After entering into a stipulation and agreement to settle and dismiss the claims (“the settlement agreement”), the district judge entered an order approving the settlement on April 2, 1999. On June 15, 2005, however, plaintiffs filed a motion- for an order directing compliance with the settlement agreement and a final judgment (“motion for an order for compliance”) alleging that Imo breached the settlement agreement. The parties jointly agreed to limit the current allegations that Imo breached the settlement agreement to eight claims set forth in a joint proposed discovery plan. (Docket Entry # 112).

After filing the initial compliant, the district judge conditionally certified the following class on August 16,1995:

All persons formerly employed as production and maintenance employees by the defendant Imo Industries and its predecessors at the Boston Gear Works plant in Quincy, Massachusetts, who are now retired with a pension, and their spouses and eligible dependents of deceased persons formerly employed as production and maintenance employees by Imo Industries and its predecessors at its plant in Quincy, Massachusetts who retired with a pension.

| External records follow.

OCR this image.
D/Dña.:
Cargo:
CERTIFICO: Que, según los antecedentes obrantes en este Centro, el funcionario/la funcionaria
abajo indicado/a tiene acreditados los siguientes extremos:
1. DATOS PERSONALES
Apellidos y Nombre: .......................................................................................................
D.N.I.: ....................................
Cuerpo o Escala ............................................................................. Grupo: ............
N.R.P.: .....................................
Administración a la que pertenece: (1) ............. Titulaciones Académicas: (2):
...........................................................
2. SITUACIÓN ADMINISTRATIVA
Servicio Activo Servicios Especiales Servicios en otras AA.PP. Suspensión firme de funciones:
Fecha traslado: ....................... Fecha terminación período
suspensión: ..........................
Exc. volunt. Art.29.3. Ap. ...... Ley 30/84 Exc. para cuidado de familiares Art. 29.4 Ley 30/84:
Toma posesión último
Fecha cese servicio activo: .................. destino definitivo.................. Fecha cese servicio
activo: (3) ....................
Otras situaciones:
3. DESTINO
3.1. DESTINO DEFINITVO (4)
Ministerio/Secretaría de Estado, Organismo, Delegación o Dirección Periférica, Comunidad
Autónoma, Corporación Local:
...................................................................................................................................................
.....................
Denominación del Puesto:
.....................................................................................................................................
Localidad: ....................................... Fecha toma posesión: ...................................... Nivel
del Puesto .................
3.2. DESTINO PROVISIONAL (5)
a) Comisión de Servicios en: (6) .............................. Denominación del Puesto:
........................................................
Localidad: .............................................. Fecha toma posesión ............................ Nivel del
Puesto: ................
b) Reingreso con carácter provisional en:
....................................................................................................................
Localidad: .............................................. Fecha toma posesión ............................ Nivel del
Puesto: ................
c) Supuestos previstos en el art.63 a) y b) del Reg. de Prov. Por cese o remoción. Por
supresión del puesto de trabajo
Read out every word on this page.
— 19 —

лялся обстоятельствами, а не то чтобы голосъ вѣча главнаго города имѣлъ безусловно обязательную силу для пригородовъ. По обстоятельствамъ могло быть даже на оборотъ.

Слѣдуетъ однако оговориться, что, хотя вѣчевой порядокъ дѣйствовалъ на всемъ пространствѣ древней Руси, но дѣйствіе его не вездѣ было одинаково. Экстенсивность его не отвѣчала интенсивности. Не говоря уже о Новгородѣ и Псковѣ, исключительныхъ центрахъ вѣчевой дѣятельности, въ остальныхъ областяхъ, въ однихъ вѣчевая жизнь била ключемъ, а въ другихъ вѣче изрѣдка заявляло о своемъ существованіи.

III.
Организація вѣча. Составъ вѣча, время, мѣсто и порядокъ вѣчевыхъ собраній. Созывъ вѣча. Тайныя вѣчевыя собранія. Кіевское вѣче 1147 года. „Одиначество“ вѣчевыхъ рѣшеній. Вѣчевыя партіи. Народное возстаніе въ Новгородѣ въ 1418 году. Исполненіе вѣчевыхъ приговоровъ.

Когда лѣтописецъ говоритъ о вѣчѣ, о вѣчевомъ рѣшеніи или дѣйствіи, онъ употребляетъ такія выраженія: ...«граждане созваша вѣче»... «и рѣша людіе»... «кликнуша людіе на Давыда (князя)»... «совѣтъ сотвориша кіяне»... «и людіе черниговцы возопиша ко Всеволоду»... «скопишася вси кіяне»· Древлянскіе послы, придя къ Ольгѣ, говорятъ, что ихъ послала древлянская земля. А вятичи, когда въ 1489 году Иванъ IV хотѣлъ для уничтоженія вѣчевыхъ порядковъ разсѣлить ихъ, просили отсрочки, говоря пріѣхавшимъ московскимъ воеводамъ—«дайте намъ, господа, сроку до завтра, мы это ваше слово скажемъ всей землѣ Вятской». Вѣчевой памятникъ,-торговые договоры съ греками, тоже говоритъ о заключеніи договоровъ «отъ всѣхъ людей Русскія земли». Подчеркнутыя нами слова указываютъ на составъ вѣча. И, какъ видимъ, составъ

(Docket Entry #22). By definition, the class therefore included only Boston Gear employees already retired including those age 65 and older and potentially those under the age of 65. 2

*437 On June 8, 1998, the district judge issued a ruling denying a summary judgment motion filed by Imo. Noting that the PCA incorporates the language of the CBA concerning retiree medical benefits 3 and that the PCA’s applicability clause applies to employees listed in appendix A, 4 the district judge determined that the PCA “on its face applies only to active employees listed in the Plant Closing Agreement Appendix.” (Docket Entry # 66). Notably, the district judge found no ambiguity in the PCA. By “its terms” and “on its face,” the PCA “applies only to active employees listed in” appendix A. 5 (Docket Entry # 66).

Appendix A, which lists the active employees working as of May 16, 1990, includes a number of Boston Gear employees who had not retired as of May 16, 1990, as well as those who were not yet eligible to retire. (Docket Entry # 129, ¶ I; Docket Entry # 125, ¶ 66). 6 When a number of these employees retired from Imo, the company did not -notify them of any right to receive medical coverage. 7 For example, Ralph Fabrizio is listed in appendix A and was an active employee in May 1990. He retired and began receiving a pension *438 in September 2000. Imo did not, however, notify him at the time he retired about the ability to receive retiree medical benefits.

The PCA also provided pension benefits “in accordance with the provisions of [the CBA]” to all “employees listed on the active payroll and working as of May 16, 1990.” (Docket Entry # 129). The PCA stated unequivocally that these employees “shall be vested.” (Docket Entry # 129).